Yonatan s’estime chanceux que la traversée n’ait duré que six jours.
« Nous avons eu de la chance… il faisait beau quand j’ai traversé », a-t-il déclaré. « Il y avait 80 personnes, dont un enfant. »
Yonatan a voyagé d’Italie à Nice et Marseille, puis s’est dirigé vers le nord pour finalement atteindre le camp de migrants de fortune situé sous la station de métro Stalingrad à Paris.
« Stalingrad est courant », a déclaré Yonaton avec un haussement d’épaules. « C’est célèbre. »
Un des exemples les plus visibles de la crise du logement à laquelle sont confrontés les migrants à Paris
Stalingrad est devenu l’un des exemples les plus visibles de la crise du logement à laquelle sont confrontés les migrants à Paris. Des centaines de personnes vivent sous des tentes en attendant des papiers de résidence et le droit de vivre et de travailler.
Depuis mai, des bus arrivent pour transporter les gens hors du camp et vers d’autres régions de France dans le cadre du nouveau plan.
Une fois arrivés dans la ville de destination, une période de logement et d’évaluation de trois semaines détermine où ils seront ensuite envoyés, idéalement une solution d’hébergement à plus long terme quelque part dans cette même région. L’objectif est de répartir une partie du travail administratif vers les régions qui disposent d’une plus grande capacité de traitement.

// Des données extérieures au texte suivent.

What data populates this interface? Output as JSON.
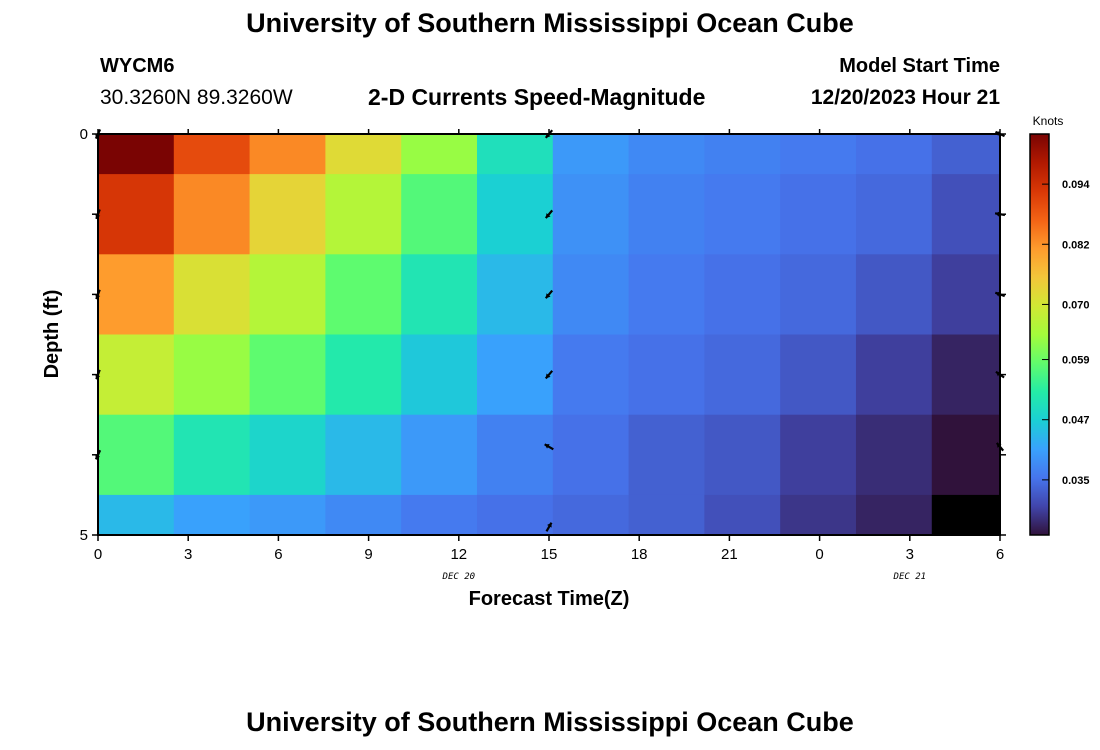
{
  "header": {
    "title": "University of Southern Mississippi Ocean Cube",
    "station_id": "WYCM6",
    "station_coords": "30.3260N  89.3260W",
    "plot_title": "2-D Currents Speed-Magnitude",
    "model_label": "Model Start Time",
    "model_time": "12/20/2023 Hour 21"
  },
  "footer": {
    "title": "University of Southern Mississippi Ocean Cube"
  },
  "chart_data": {
    "type": "heatmap",
    "xlabel": "Forecast Time(Z)",
    "ylabel": "Depth (ft)",
    "x_tick_labels": [
      "0",
      "3",
      "6",
      "9",
      "12",
      "15",
      "18",
      "21",
      "0",
      "3",
      "6"
    ],
    "x_date_labels": [
      {
        "text": "DEC 20",
        "at_hour": 12
      },
      {
        "text": "DEC 21",
        "at_hour": 27
      }
    ],
    "x_range_hours": [
      0,
      30
    ],
    "y_tick_labels": [
      "0",
      "5"
    ],
    "y_range": [
      0,
      5
    ],
    "colorbar": {
      "title": "Knots",
      "tick_labels": [
        "0.094",
        "0.082",
        "0.070",
        "0.059",
        "0.047",
        "0.035"
      ],
      "range": [
        0.024,
        0.104
      ],
      "colors": [
        "#30123b",
        "#4145ab",
        "#4675ed",
        "#39a2fc",
        "#1bcfd4",
        "#24eca6",
        "#61fc6c",
        "#a4fc3b",
        "#d1e834",
        "#f3c63a",
        "#fe9b2d",
        "#f36315",
        "#d93806",
        "#b11901",
        "#7a0403"
      ]
    },
    "rows": 5,
    "cols": 12,
    "speed_knots": [
      [
        0.104,
        0.09,
        0.083,
        0.072,
        0.063,
        0.05,
        0.04,
        0.038,
        0.037,
        0.036,
        0.035,
        0.033
      ],
      [
        0.093,
        0.083,
        0.073,
        0.066,
        0.057,
        0.047,
        0.039,
        0.037,
        0.036,
        0.035,
        0.034,
        0.031
      ],
      [
        0.081,
        0.071,
        0.066,
        0.058,
        0.051,
        0.044,
        0.038,
        0.036,
        0.035,
        0.034,
        0.032,
        0.029
      ],
      [
        0.068,
        0.063,
        0.058,
        0.052,
        0.046,
        0.041,
        0.036,
        0.035,
        0.034,
        0.032,
        0.029,
        0.026
      ],
      [
        0.057,
        0.051,
        0.048,
        0.044,
        0.04,
        0.037,
        0.035,
        0.033,
        0.032,
        0.029,
        0.027,
        0.024
      ]
    ],
    "bottom_row_knots": [
      0.044,
      0.041,
      0.04,
      0.038,
      0.036,
      0.035,
      0.034,
      0.033,
      0.031,
      0.028,
      0.026,
      0.023
    ],
    "bottom_row_final_cell_color": "#000000",
    "vectors": [
      {
        "hour": 0,
        "depth": 0.0,
        "angle": 115
      },
      {
        "hour": 0,
        "depth": 1.0,
        "angle": 110
      },
      {
        "hour": 0,
        "depth": 2.0,
        "angle": 110
      },
      {
        "hour": 0,
        "depth": 3.0,
        "angle": 110
      },
      {
        "hour": 0,
        "depth": 4.0,
        "angle": 115
      },
      {
        "hour": 15,
        "depth": 0.0,
        "angle": 130
      },
      {
        "hour": 15,
        "depth": 1.0,
        "angle": 130
      },
      {
        "hour": 15,
        "depth": 2.0,
        "angle": 130
      },
      {
        "hour": 15,
        "depth": 3.0,
        "angle": 130
      },
      {
        "hour": 15,
        "depth": 3.9,
        "angle": 210
      },
      {
        "hour": 15,
        "depth": 4.9,
        "angle": 300
      },
      {
        "hour": 30,
        "depth": 0.0,
        "angle": 205
      },
      {
        "hour": 30,
        "depth": 1.0,
        "angle": 190
      },
      {
        "hour": 30,
        "depth": 2.0,
        "angle": 200
      },
      {
        "hour": 30,
        "depth": 3.0,
        "angle": 215
      },
      {
        "hour": 30,
        "depth": 3.9,
        "angle": 230
      }
    ]
  }
}
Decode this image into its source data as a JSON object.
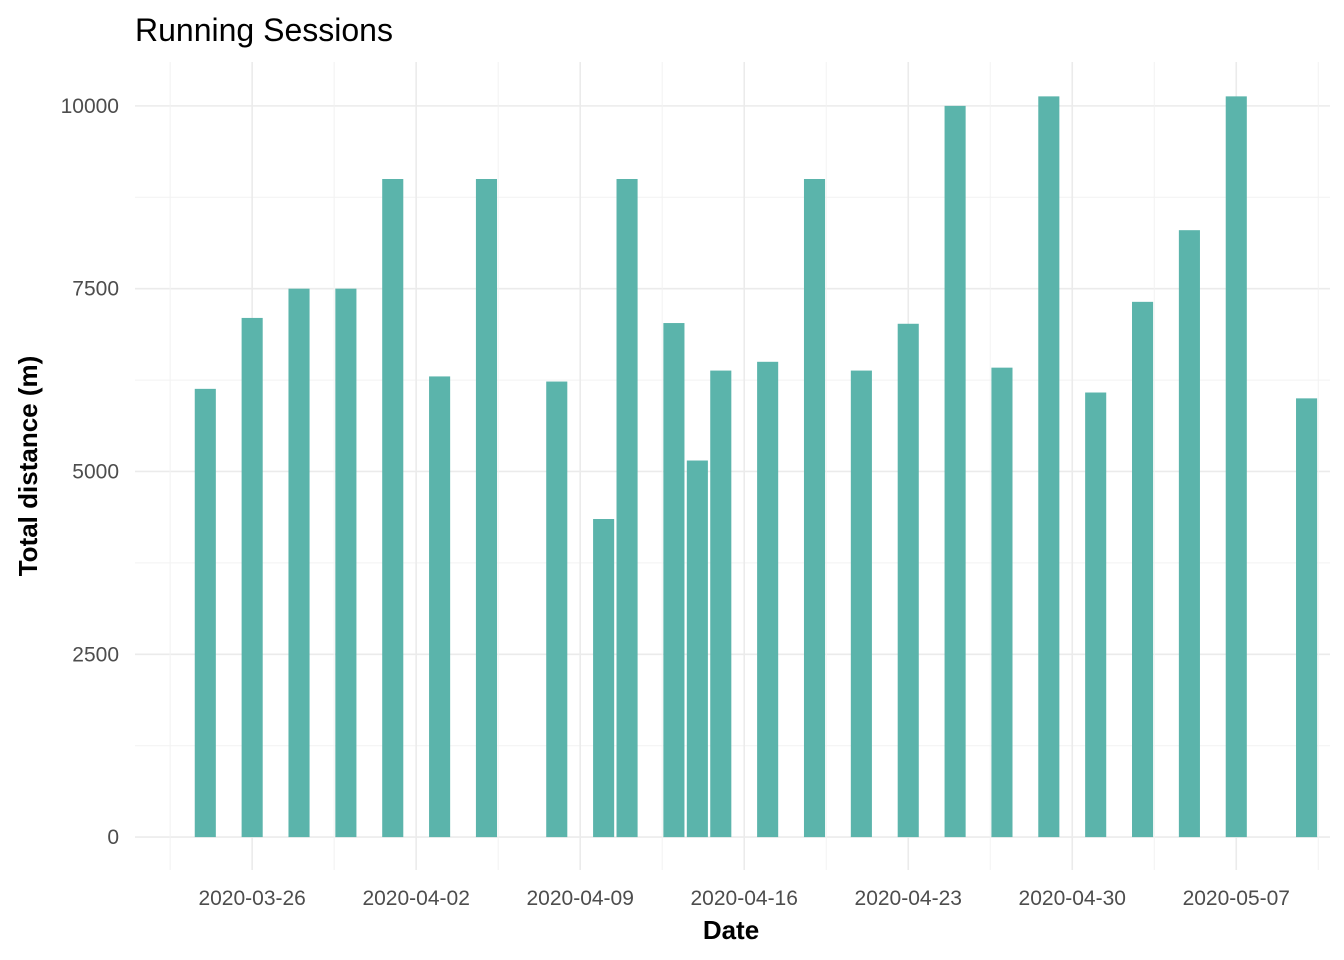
{
  "chart_data": {
    "type": "bar",
    "title": "Running Sessions",
    "xlabel": "Date",
    "ylabel": "Total distance (m)",
    "x_axis": {
      "type": "date",
      "range": [
        "2020-03-21",
        "2020-05-11"
      ],
      "ticks": [
        "2020-03-26",
        "2020-04-02",
        "2020-04-09",
        "2020-04-16",
        "2020-04-23",
        "2020-04-30",
        "2020-05-07"
      ]
    },
    "ylim": [
      -450,
      10600
    ],
    "y_ticks": [
      0,
      2500,
      5000,
      7500,
      10000
    ],
    "y_tick_labels": [
      "0",
      "2500",
      "5000",
      "7500",
      "10000"
    ],
    "grid": true,
    "bar_color": "#5bb4ab",
    "x": [
      "2020-03-24",
      "2020-03-26",
      "2020-03-28",
      "2020-03-30",
      "2020-04-01",
      "2020-04-03",
      "2020-04-05",
      "2020-04-08",
      "2020-04-10",
      "2020-04-11",
      "2020-04-13",
      "2020-04-14",
      "2020-04-15",
      "2020-04-17",
      "2020-04-19",
      "2020-04-21",
      "2020-04-23",
      "2020-04-25",
      "2020-04-27",
      "2020-04-29",
      "2020-05-01",
      "2020-05-03",
      "2020-05-05",
      "2020-05-07",
      "2020-05-10"
    ],
    "values": [
      6130,
      7100,
      7500,
      7500,
      9000,
      6300,
      9000,
      6230,
      4350,
      9000,
      7030,
      5150,
      6380,
      6500,
      9000,
      6380,
      7020,
      10000,
      6420,
      10130,
      6080,
      7320,
      8300,
      10130,
      6000
    ]
  }
}
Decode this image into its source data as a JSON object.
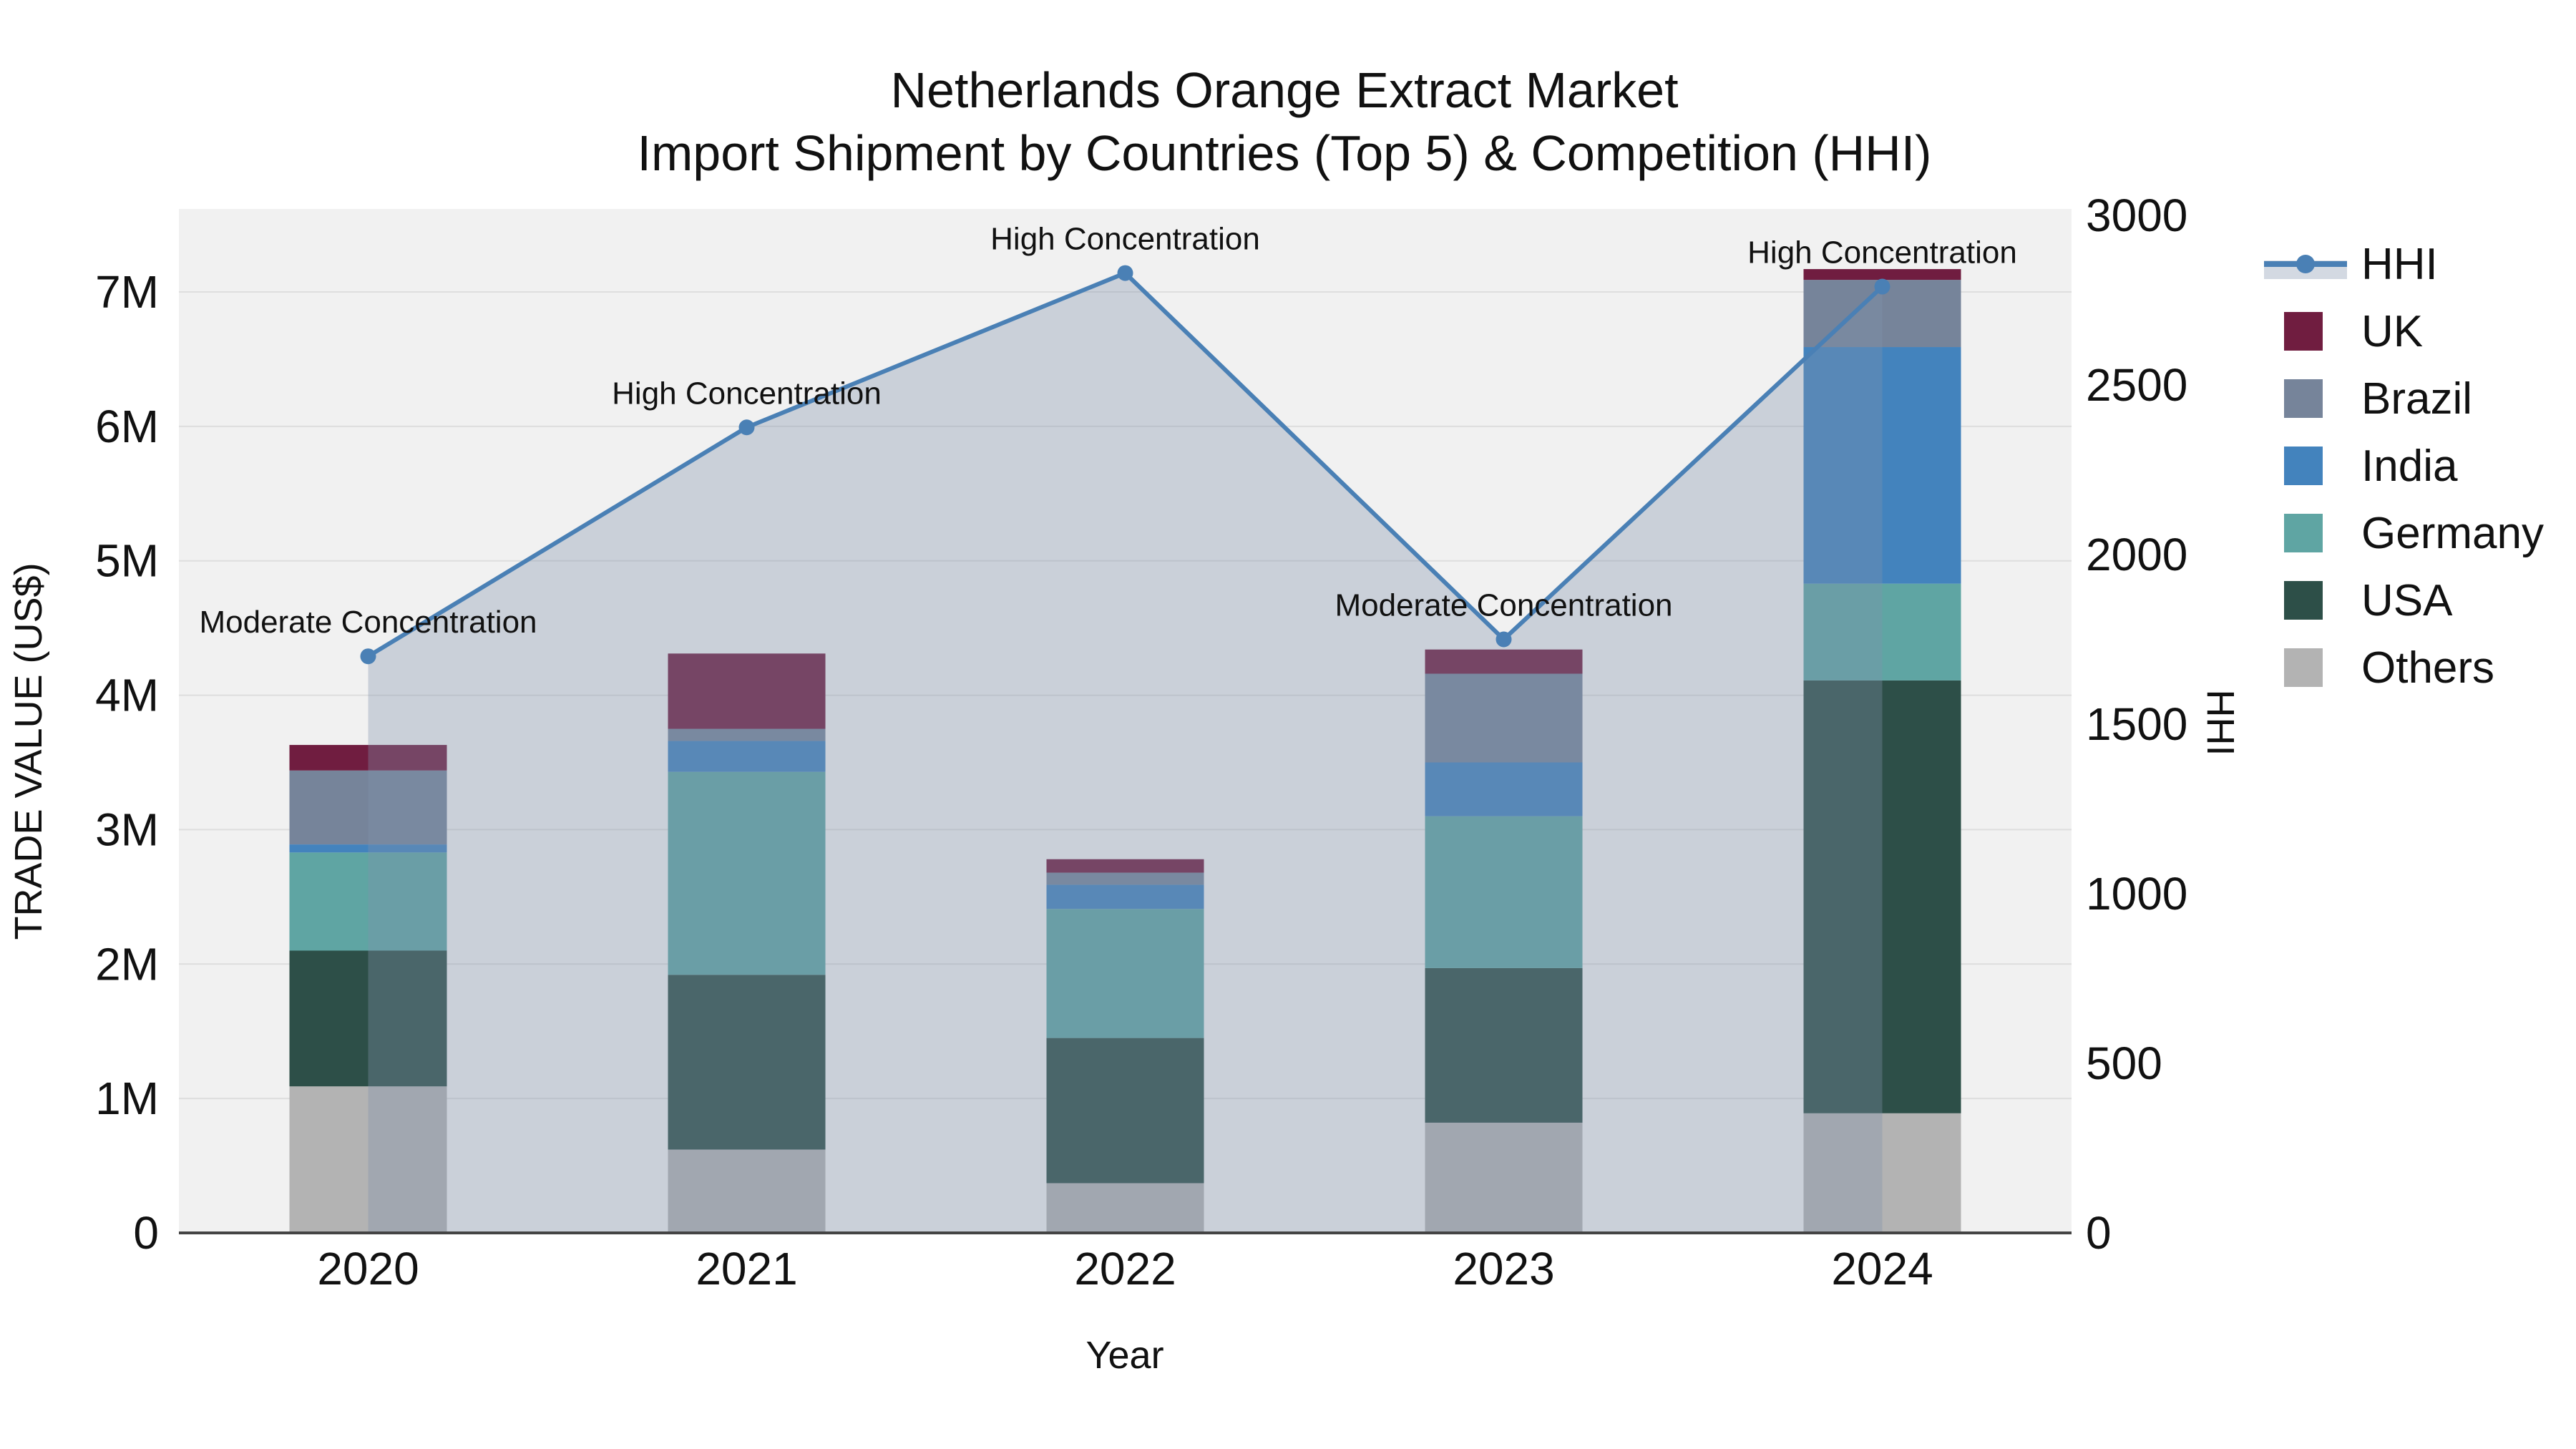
{
  "title": {
    "line1": "Netherlands Orange Extract Market",
    "line2": "Import Shipment by Countries (Top 5) & Competition (HHI)"
  },
  "axes": {
    "x": {
      "title": "Year",
      "categories": [
        "2020",
        "2021",
        "2022",
        "2023",
        "2024"
      ]
    },
    "y_left": {
      "title": "TRADE VALUE (US$)",
      "tick_labels": [
        "0",
        "1M",
        "2M",
        "3M",
        "4M",
        "5M",
        "6M",
        "7M"
      ],
      "tick_values_musd": [
        0,
        1,
        2,
        3,
        4,
        5,
        6,
        7
      ],
      "range_musd": [
        0,
        7.63
      ]
    },
    "y_right": {
      "title": "HHI",
      "tick_labels": [
        "0",
        "500",
        "1000",
        "1500",
        "2000",
        "2500",
        "3000"
      ],
      "tick_values": [
        0,
        500,
        1000,
        1500,
        2000,
        2500,
        3000
      ],
      "range": [
        0,
        3000
      ]
    }
  },
  "legend": {
    "items": [
      {
        "label": "HHI",
        "type": "line",
        "color": "#4a80b5",
        "band_color": "#d3d9e2"
      },
      {
        "label": "UK",
        "type": "square",
        "color": "#701d40"
      },
      {
        "label": "Brazil",
        "type": "square",
        "color": "#76849a"
      },
      {
        "label": "India",
        "type": "square",
        "color": "#4383bd"
      },
      {
        "label": "Germany",
        "type": "square",
        "color": "#5fa5a3"
      },
      {
        "label": "USA",
        "type": "square",
        "color": "#2d4f48"
      },
      {
        "label": "Others",
        "type": "square",
        "color": "#b3b3b3"
      }
    ]
  },
  "chart_data": {
    "type": "combo",
    "subtype": "stacked-bar + line-with-area",
    "categories": [
      "2020",
      "2021",
      "2022",
      "2023",
      "2024"
    ],
    "bar_value_unit": "million US$",
    "bar_series": [
      {
        "name": "UK",
        "color": "#701d40",
        "values": [
          0.19,
          0.56,
          0.1,
          0.18,
          0.08
        ]
      },
      {
        "name": "Brazil",
        "color": "#76849a",
        "values": [
          0.55,
          0.09,
          0.09,
          0.66,
          0.5
        ]
      },
      {
        "name": "India",
        "color": "#4383bd",
        "values": [
          0.06,
          0.23,
          0.18,
          0.4,
          1.76
        ]
      },
      {
        "name": "Germany",
        "color": "#5fa5a3",
        "values": [
          0.73,
          1.51,
          0.96,
          1.13,
          0.72
        ]
      },
      {
        "name": "USA",
        "color": "#2d4f48",
        "values": [
          1.01,
          1.3,
          1.08,
          1.15,
          3.22
        ]
      },
      {
        "name": "Others",
        "color": "#b3b3b3",
        "values": [
          1.09,
          0.62,
          0.37,
          0.82,
          0.89
        ]
      }
    ],
    "stack_order_bottom_to_top": [
      "Others",
      "USA",
      "Germany",
      "India",
      "Brazil",
      "UK"
    ],
    "bar_totals_musd": [
      3.63,
      4.31,
      2.78,
      4.34,
      7.17
    ],
    "line_series": {
      "name": "HHI",
      "color": "#4a80b5",
      "area_fill": "rgba(129,147,173,0.35)",
      "values": [
        1700,
        2375,
        2830,
        1750,
        2790
      ]
    },
    "annotations": [
      {
        "category": "2020",
        "text": "Moderate Concentration"
      },
      {
        "category": "2021",
        "text": "High Concentration"
      },
      {
        "category": "2022",
        "text": "High Concentration"
      },
      {
        "category": "2023",
        "text": "Moderate Concentration"
      },
      {
        "category": "2024",
        "text": "High Concentration"
      }
    ],
    "ylim_left_musd": [
      0,
      7.63
    ],
    "ylim_right_hhi": [
      0,
      3000
    ],
    "grid": "horizontal gridlines at 1M steps",
    "legend_position": "right",
    "colors": {
      "figure_bg": "#ffffff",
      "plot_bg": "#f1f1f1",
      "gridline": "#dedede",
      "axis_line": "#444444",
      "text": "#111111"
    }
  }
}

« Les gens arrivent en bus toutes les trois semaines… parfois 40, 25… cela dépend du (nombre de) personnes qui sont prêtes à venir, car l’un des préambules et des conditions que nous avons établis pour ce projet est que les gens viennent ici volontairement, » a déclaré à L’Observatoire de l’Europe Nicolas Hue, l’un des directeurs régionaux du programme. « Ils ne sont pas mis dans des bus et emmenés. »
Yonatan décide de monter dans un bus pour Marseille.
« Il y a des raisons pour lesquelles les gens vont à Paris plutôt qu’à Marseille »
« Je suis content d’être ici… Marseille c’est beau, la météo et tout », a déclaré Yonatan. Il hoche lentement la tête, avec un léger sourire. Il avait passé deux semaines sur trois dans ce complexe. « La maison est également bonne. »
Le matin, il prend un bus pour Castellane pour faire ses courses. Yonatan affirme que le programme lui a donné cinq euros de tickets repas par jour.
L’après-midi, il marche.
« Je marche dans la ville… parfois je commence à marcher d’ici jusqu’à la gare Saint-Charles », a-t-il déclaré. « C’est pour ça que j’aime Marseille, parce que je vois de tout… Je vois des gens nager, profiter de la vie… C’est bien… Je ne fais que ça. »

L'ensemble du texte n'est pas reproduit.